A new study published in the current issue of Psychotherapy and Psychosomatics sheds new light on long-term studies with antidepressant drugs. The higher occurrence of relapse in the groups assigned to placebo instead of drug continuation may be due to the studies not considering the potential occurrence of withdrawal syndromes.
In this first systematic review of psychotropic drug discontinuation in randomized-controlled trials (RCTs), about 30% of RCTs each investigated the discontinuation of antipsychotics, antidepressants, benzodiazepines, and about 10% investigated that of stimulants. RCTs of stimulants, antidepressants, and antipsychotics mostly aimed to reach conclusions about relapse prevention by testing abrupt or rapid discontinuations. RCTs of benzodiazepines mostly aimed to reduce drug use by testing longer-lasting, supportive discontinuations. Although the 30% rate of full industry funding of RCTs is half that of an earlier finding, 70% of RCTs in this review reported significant industry participation.

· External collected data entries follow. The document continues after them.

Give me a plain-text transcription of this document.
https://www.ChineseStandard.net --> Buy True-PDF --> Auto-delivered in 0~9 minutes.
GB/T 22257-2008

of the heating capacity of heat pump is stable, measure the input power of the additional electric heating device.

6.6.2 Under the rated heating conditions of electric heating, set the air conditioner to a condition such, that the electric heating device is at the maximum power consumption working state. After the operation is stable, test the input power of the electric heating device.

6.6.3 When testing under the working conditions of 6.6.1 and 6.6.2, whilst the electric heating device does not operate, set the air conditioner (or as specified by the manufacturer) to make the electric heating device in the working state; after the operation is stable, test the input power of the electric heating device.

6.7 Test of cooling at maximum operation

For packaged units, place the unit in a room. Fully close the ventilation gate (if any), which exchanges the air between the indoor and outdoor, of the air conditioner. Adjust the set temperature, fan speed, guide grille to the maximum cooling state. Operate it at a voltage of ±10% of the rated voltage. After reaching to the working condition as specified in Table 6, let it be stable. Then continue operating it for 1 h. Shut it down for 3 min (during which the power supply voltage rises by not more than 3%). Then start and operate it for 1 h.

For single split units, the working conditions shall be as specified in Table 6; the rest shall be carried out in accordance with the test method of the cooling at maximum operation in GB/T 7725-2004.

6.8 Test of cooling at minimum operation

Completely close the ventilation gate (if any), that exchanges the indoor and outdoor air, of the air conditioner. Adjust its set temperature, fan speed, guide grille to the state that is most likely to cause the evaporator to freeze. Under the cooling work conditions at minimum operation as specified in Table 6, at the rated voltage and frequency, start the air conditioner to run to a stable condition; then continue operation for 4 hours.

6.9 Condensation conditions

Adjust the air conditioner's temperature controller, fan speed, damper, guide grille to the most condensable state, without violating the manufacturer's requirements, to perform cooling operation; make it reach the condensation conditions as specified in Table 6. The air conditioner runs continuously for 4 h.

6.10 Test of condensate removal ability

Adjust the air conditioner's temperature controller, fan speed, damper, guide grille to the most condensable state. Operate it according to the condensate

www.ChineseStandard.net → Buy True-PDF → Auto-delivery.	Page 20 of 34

A first result showed that industry participation was paired with "discontinuation" in antidepressants and antipsychotics trials, but with "withdrawal" in stimulant trials. Benzodiazepines trials, with little industry funding, largely used "withdrawal." The preferential use of "withdrawal" in benzodiazepines and stimulant RCTs may indicate a persistent recognition of withdrawal symptoms that has resisted industry influence on terminology. Overall, in 67% of RCTs, no justification was given for the specific discontinuation strategy, which lasted under 2 weeks in 60% of RCTs. Possible withdrawal confounding of trial outcomes was addressed in 14% of eligible RCTs. Relapse prevention RCTs employed discontinuation to reach conclusions about "maintenance of treatment effect," yet, except in stimulant RCTs funded by industry, rarely explained the logic.
The study is commented by a leading Harvard psychopharmacologist, Ross J. Baldessarini, who calls for new, appropriately designed studies. Dr. Baldessarini points out that the effects of discontinuing treatment with psychotropic drugs, encountered in both clinically and therapeutic trials, raise important clinical and possible ethical concerns. Available research designed to test for the impact of various rates of discontinuing psychotropic treatments is rare, inconsistent, and inconclusive with respect to early withdrawal reactions commonly encountered with short half-life SSRIs and venlafaxine. Not investigating these issues, could compromise the scientific soundness of research, especially in trials that involve discontinuing a previous or current active treatment to a placebo. Indeed, trials involving discontinuation of an effective treatment are especially likely to produce exaggerated differences in morbidity between continuing treatment versus discontinuing it to an inactive placebo.
According to Dr. Baldessarini, these findings highlight the need to recommend discontinuing psychotropic medicines as slowly as possible as we await adequate investigations aimed at testing for ways of conducting drug discontinuations.